An aggressive treatment strategy that begins with chemotherapy, followed by surgery, and then radiation is a safe and effective option for many mesothelioma patients, according to a recent study in The Annals of Thoracic Surgery.
Mesothelioma traditionally hasn’t responded well to just one treatment (surgery, chemotherapy, or radiation). In the early 1990s, Dr. David Sugarbaker of the Brigham and Women’s Hospital in Boston reported on the use of combining therapies. When he treated mesothelioma patients with extrapleural pneumonectomy (EPP—surgery to remove the diseased lung, as well as the diaphragm and the membrane covering the heart and lung), followed by chemotherapy and radiation, the results were promising.

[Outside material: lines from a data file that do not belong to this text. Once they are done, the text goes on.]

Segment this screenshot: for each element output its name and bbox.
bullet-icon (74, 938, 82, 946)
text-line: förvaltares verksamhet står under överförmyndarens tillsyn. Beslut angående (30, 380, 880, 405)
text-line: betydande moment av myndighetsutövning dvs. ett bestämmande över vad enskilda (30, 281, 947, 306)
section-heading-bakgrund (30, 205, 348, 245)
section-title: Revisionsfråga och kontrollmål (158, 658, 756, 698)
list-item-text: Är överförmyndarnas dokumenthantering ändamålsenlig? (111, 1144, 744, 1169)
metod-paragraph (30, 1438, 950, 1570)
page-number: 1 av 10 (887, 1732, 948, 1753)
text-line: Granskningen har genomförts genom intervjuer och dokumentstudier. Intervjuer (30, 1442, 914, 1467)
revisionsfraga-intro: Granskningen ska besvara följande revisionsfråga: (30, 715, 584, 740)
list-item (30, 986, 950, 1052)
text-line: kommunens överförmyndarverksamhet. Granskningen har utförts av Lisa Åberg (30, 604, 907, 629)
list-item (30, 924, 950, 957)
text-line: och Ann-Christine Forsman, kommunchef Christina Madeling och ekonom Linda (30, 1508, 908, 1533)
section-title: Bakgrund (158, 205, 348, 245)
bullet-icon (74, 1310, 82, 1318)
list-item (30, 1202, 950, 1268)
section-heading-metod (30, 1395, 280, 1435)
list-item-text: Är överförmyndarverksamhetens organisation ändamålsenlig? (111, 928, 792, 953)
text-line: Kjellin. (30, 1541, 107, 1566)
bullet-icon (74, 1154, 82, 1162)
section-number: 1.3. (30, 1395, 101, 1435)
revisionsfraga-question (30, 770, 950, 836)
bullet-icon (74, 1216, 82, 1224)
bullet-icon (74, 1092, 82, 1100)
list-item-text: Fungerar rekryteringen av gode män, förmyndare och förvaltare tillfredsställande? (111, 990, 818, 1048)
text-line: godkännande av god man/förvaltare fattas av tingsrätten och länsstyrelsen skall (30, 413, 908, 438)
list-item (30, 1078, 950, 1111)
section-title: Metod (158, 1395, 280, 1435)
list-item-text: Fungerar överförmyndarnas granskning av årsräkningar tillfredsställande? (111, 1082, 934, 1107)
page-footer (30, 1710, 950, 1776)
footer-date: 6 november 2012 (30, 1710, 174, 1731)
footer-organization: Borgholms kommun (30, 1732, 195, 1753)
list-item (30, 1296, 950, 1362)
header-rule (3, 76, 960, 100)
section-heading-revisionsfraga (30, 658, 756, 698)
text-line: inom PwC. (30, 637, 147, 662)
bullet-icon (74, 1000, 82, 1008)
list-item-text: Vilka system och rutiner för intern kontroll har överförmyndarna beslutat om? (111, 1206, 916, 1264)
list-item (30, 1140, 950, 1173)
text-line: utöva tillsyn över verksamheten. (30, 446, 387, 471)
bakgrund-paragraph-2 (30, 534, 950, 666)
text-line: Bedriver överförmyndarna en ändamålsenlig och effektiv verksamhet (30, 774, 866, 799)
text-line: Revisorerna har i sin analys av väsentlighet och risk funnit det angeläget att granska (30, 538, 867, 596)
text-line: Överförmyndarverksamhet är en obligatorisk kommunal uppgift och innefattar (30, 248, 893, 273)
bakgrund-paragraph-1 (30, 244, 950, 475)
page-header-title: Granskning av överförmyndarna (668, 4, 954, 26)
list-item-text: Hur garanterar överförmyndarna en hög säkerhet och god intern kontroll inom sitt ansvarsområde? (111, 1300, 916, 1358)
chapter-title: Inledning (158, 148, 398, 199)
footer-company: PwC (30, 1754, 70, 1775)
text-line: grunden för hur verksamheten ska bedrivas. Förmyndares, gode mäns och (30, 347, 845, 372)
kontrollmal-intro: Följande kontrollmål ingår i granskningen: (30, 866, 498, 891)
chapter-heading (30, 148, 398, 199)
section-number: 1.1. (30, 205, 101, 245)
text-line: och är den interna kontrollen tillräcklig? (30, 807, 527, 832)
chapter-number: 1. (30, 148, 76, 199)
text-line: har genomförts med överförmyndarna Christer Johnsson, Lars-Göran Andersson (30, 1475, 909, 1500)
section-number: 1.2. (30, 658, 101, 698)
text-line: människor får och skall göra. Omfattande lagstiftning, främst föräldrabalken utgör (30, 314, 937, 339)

Researchers at the Swedish Cancer Institute in Seattle, Washington, tried to replicate this triple-treatment approach, but they found it difficult to deliver chemotherapy after EPP. “Historically when giving chemotherapy after cancer surgery, we like to start doing it within 60 days, at the latest, of the surgery date,” explains Eric Vallières, MD, FRCSC, Surgical Director of the Swedish Cancer Institute’s Lung Cancer Program. “The problem with starting chemotherapy too ‘early,’ i.e., before full patient recovery, is that the chemo is too hard on them and they just quit.”
Instead of delivering chemotherapy after mesothelioma surgery, Dr. Vallières and his team decided to study the effectiveness and safety of beginning the treatment with chemotherapy, followed by surgery and then radiation. The reported study included 55 patients who were treated for mesothelioma between 1997 and 2008.
First, the mesothelioma patients received up to four cycles of chemotherapy (most often a combination of cisplatin and pemetrexed). A few weeks later, patients who were healthy enough had a diagnostic procedure to determine whether they were good candidates for surgery (if the cancer had not spread). A total of 38 patients underwent the entire treatment—induction chemotherapy, then EPP, followed by either external beam radiotherapy (EBRT) or intensity-modulated radiotherapy (IMRT) six to eight weeks later.
Overall, mesothelioma patients who completed chemotherapy, surgery, and radiation survived an average of two years. Patients who received IMRT appear to have a lower risk of cancer recurrence (14.3%) compared with the EBRT group (41.7%). According to the authors, one of the potential advantages of using IMRT is to better target the cancer while sparing nearby organs from radiation exposure.
Based on the results of this study, chemotherapy followed by EPP and radiation seems to be a safe and effective choice for mesothelioma patients. “Our results are definitely good enough for us to continue favoring an induction approach for most of our patients,” Dr. Vallières says.
However, mesothelioma treatments still have a long way to go before they can provide patients with a more favorable outlook. “Personally, I think that we have plateaued, and will maintain the same results until we have better systemic therapy,” according to Dr. Vallières. He says improved chemotherapy or new biologic treatments are needed to improve survival rates.